Post-training Optimization Tool

Starting with the 2020.1 version, OpenVINO toolkit delivers the Post-Training Optimization Tool designed to accelerate the inference of DL models by converting them into a more hardware-friendly representation by applying specific methods that do not require re-training, for example, post-training quantization. For more details about the low-precision flow in OpenVINO, refer to the Low Precision Optimization Guide.

Post-Training Optimization Tool includes standalone command-line tool and Python* API that provide the following key features:

Key features:

  • Two supported post-training quantization algorithms: fast DefaultQuantization and precise AccuracyAwareQuantization, as well as multiple experimental methods.

  • Global optimization of post-training quantization parameters using Tree-structured Parzen Estimator.

  • Symmetric and asymmetric quantization schemes. For more details, see the Quantization section.

  • Per-channel quantization for Convolutional and Fully-Connected layers.

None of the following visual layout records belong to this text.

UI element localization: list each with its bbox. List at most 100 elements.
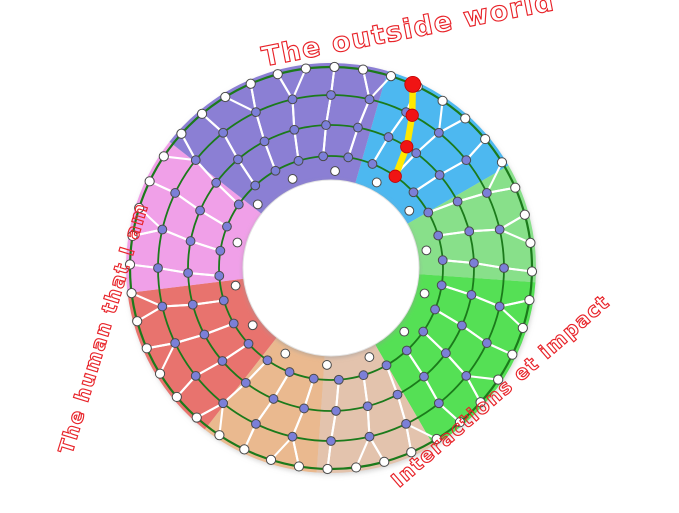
radial-edge (438, 159, 468, 177)
graph-node (351, 462, 362, 473)
graph-node (457, 320, 467, 331)
radial-edge (203, 322, 235, 336)
radial-edge (387, 111, 408, 139)
radial-edge (334, 378, 340, 412)
radial-edge (269, 435, 294, 461)
radial-edge (222, 381, 247, 405)
graph-node (190, 155, 201, 166)
graph-node (475, 397, 486, 408)
graph-node (243, 338, 254, 349)
graph-node (185, 236, 196, 246)
graph-node (364, 352, 375, 362)
radial-edge (221, 342, 250, 363)
graph-node (308, 373, 319, 384)
graph-node (385, 71, 397, 82)
radial-edge (498, 305, 524, 330)
graph-node (232, 237, 243, 248)
graph-node (423, 207, 434, 218)
highlight-polyline (391, 81, 417, 180)
graph-node (250, 180, 261, 191)
graph-node (401, 418, 411, 429)
graph-node (280, 348, 291, 359)
graph-node (461, 155, 472, 166)
graph-node (431, 433, 442, 445)
radial-edge (356, 98, 371, 129)
graph-node (330, 166, 340, 176)
graph-node (187, 299, 198, 310)
graph-node (401, 345, 412, 356)
graph-node (526, 266, 538, 277)
graph-node (525, 237, 536, 248)
graph-node (144, 176, 155, 187)
radial-edge (291, 407, 306, 438)
graph-node (321, 120, 331, 130)
radial-edge (362, 374, 369, 408)
graph-node (379, 456, 390, 467)
graph-node (411, 148, 422, 159)
radial-edge (440, 284, 473, 296)
highlight-path (391, 81, 417, 180)
graph-node (214, 270, 225, 281)
graph-node (157, 224, 168, 235)
radial-edge (470, 293, 501, 308)
radial-edge (263, 140, 277, 172)
radial-edge (293, 128, 300, 162)
graph-node (364, 94, 375, 105)
graph-node (240, 377, 251, 388)
graph-node (153, 263, 163, 273)
graph-node (460, 113, 471, 124)
radial-edge (187, 271, 221, 277)
graph-node (406, 447, 417, 458)
graph-node (158, 151, 169, 162)
radial-edge (254, 111, 266, 143)
graph-node (195, 205, 205, 216)
graph-node (494, 224, 505, 235)
graph-node (326, 90, 336, 100)
graph-node (199, 329, 210, 340)
radial-edge (254, 397, 275, 425)
radial-edge (437, 230, 471, 237)
radial-edge (138, 206, 164, 231)
radial-edge (385, 364, 399, 396)
radial-edge (130, 292, 164, 308)
graph-node (272, 69, 283, 80)
radial-edge (194, 159, 218, 184)
radial-edge (366, 405, 371, 438)
graph-node (494, 301, 505, 312)
graph-node (353, 122, 363, 133)
ring-arc-2 (187, 124, 475, 412)
graph-node (322, 360, 332, 370)
graph-node (419, 288, 430, 299)
graph-node (190, 370, 201, 381)
radial-edge (434, 308, 463, 327)
graph-node (357, 64, 369, 75)
graph-node (293, 155, 304, 166)
radial-edge (472, 261, 506, 270)
radial-edge (272, 371, 291, 400)
radial-edge (194, 359, 224, 377)
graph-node (433, 230, 444, 241)
graph-node (430, 304, 440, 315)
graph-node (408, 187, 419, 198)
graph-node (331, 406, 341, 416)
graph-node (124, 259, 136, 270)
graph-node (358, 370, 369, 381)
graph-node (132, 316, 143, 327)
graph-node (183, 268, 193, 278)
radial-edge (422, 330, 447, 355)
graph-node (499, 263, 509, 273)
graph-node (218, 127, 229, 138)
graph-node (154, 368, 166, 379)
graph-node (481, 188, 492, 198)
graph-node (218, 295, 229, 306)
highlight-nodes (388, 75, 422, 183)
radial-edge (161, 228, 192, 243)
graph-node (287, 174, 298, 184)
radial-edge (199, 209, 228, 228)
radial-edge (324, 93, 333, 127)
highlight-node (400, 140, 414, 154)
radial-edge (465, 374, 500, 381)
radial-edge (427, 200, 459, 214)
radial-edge (485, 161, 504, 194)
graph-node (262, 355, 273, 366)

  • Multiple domains: Computer Vision, Recommendation Systems.

  • Ability to implement custom calibration pipeline via supported API.

  • Compression for different HW targets such as CPU, GPU, VPU.

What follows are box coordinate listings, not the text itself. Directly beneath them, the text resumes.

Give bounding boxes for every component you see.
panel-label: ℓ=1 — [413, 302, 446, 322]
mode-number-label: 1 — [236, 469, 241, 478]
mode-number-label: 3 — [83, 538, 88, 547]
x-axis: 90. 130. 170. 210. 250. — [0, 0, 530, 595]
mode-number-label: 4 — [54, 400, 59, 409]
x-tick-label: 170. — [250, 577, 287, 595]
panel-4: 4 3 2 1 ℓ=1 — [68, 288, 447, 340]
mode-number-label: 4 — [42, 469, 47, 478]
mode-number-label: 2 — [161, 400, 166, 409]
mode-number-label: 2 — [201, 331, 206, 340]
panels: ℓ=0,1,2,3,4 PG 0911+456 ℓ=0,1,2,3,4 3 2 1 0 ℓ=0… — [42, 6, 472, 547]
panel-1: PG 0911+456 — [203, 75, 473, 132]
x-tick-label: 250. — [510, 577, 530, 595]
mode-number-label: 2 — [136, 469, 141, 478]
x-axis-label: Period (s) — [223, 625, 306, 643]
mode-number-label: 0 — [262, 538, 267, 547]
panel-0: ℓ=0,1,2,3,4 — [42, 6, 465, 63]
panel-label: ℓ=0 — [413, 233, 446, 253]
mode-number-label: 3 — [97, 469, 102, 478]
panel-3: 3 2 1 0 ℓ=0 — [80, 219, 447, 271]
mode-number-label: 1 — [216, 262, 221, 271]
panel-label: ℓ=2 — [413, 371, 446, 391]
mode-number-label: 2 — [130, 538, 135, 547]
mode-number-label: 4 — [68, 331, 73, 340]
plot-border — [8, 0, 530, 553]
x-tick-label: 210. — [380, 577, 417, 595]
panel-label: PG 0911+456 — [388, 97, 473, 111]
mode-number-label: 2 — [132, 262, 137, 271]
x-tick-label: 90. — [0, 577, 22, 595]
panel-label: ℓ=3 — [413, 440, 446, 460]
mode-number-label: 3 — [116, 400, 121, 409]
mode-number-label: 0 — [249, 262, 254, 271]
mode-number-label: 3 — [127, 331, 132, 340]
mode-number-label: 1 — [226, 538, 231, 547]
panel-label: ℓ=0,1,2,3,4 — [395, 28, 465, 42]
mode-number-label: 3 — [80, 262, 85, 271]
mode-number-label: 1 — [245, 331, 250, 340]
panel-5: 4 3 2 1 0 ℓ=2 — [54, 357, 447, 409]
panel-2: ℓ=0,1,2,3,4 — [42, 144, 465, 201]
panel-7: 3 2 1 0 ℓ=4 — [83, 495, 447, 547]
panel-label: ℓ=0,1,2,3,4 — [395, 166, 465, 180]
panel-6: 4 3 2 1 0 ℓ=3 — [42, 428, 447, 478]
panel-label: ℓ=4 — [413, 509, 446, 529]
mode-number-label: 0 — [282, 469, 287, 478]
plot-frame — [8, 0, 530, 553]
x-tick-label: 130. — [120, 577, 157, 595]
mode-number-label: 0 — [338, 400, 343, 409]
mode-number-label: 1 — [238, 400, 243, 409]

  • Post-training sparsity.

Usage

System requirements

  • Ubuntu 18.04 or later (64-bit)

  • Python 3.6 or later

  • OpenVINO

Installation (Temporary)

  1. Clone compression tool repo: git clone git@gitlab-icv.inn.intel.com:algo/post-training-compression-tool.git 2) Download submodules:

git submodule init
git submodule update
  1. Clone DLDT repo: git clone `https://gitlab-icv.inn.intel.com/inference-engine/dldt <https://gitlab-icv.inn.intel.com/inference-engine/dldt>`__ (Not into the post-training-compression-tool) 4) Switch dldt to required branch: feature/low_precision/develop_fp_v10 5) Build inference engine (Instruction can be found in dldt repo) 6) Switch dldt to mkaglins/poc branch (Inference engine is built from feature/low_precision/develop_fp_v10 branch to support FakeQuantize layers. ModelOptimizer is used from mkaglins/poc branch. So stay on mkaglins/poc branch as you’ve built IE and don’t build it from there again) 7) Set PYTHONPATH variable: export PYTHONPATH=<path to DLDT bins>/bin/intel64/Release/lib/python_api/python3.6:<path to DLDT>/dldt/model-optimizer 8) Install requirements for accuracy checker:

  • From POT root: cd ./libs/open_model_zoo/tools/accuracy_checker

  • Call setup script: python3 setup.py install

  • Get back to root POT dir: cd <PATH_TO_POT_DIR> 9) Install requirements for the tool:

  • Call setup script: python3 setup.py install

Run

  1. Prepare configuration file for the tool based on the examples in the configs folder 2) Navigate to compression tool directory 3) Launch the tool running the following command: python3 main.py -c <path to config file> -e

To test the tool you can use PyTorch Mobilenet_v2 model from tests/data/models/mobilenetv2/mobilenetv2.onnx

  • If there’re some errors with imports in ModelOptimizer first of all make the following steps:

    • Checkout mkaglins/poc branch in DLDT (It’s important!)